Each sculpture in Open Inbox is designed to push against the speed, anonymity and transience of the contemporary street. In opposition to the neighborhood-as-billboard, it engages with the neighborhood as a palimpsest – a surface covered and recovered with new layers of historical and personal experience, each visible beneath the other. In opposition to the neighborhood-as-turnstile, it engages with the street as a porch – a personal stage for public connections to be made, and a place for conversation. In opposition to the neighborhood-as-hotel, it engages with the neighborhood as a grave – a place for mourning and reverence and a place of permanent residence. These works draw on traditions of spiritual and funerary art to make sacred the alienated architecture of the street. Through craft, they seek to elevate and dignify the “ostensibly trivial” and make visible a “web of public trust and respect.”


Work by Kappa Pi International Honorary Fraternity at VCU

On view in rear gallery May 5-June 30, 2017.

Tandem: team, organization, grouping.
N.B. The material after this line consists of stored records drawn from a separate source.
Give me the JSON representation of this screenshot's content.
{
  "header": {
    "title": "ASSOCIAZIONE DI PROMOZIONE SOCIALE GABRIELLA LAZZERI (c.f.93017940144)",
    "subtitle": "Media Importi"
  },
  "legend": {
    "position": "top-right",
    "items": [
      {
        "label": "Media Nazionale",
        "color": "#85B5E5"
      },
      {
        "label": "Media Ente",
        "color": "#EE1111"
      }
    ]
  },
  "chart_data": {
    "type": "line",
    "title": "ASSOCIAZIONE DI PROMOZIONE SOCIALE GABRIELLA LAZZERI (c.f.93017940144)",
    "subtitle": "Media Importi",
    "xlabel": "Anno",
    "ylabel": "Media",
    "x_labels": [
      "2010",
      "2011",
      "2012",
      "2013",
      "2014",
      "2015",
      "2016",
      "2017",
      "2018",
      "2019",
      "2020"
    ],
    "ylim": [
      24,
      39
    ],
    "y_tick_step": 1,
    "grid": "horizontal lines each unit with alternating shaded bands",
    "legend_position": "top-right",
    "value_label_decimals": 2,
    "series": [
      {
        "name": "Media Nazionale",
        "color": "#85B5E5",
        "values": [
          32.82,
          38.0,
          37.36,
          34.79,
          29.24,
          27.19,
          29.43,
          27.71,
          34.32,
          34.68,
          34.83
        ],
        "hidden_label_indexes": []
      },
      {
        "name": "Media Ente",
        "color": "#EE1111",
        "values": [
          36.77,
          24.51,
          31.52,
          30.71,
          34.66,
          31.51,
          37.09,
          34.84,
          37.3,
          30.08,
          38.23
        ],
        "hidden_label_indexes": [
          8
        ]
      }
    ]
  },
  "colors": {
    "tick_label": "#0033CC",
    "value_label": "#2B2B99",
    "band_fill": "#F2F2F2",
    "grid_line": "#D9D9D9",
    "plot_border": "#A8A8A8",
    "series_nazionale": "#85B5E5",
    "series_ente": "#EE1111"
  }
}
Kappa Pi International Honorary Art Fraternity at Virginia Commonwealth University has brought together work exploring themes of dualities and parallels, balances and tensions.

Kappa Pi is a society of student artists across disciplines and majors who seek to support each other, to grow as individuals and as a collective, and have the same common goal of building a stronger artist community in Richmond. Kappa Pi at VCU is currently made up of 25 students from across the university that create in a wide variety of mediums and motives.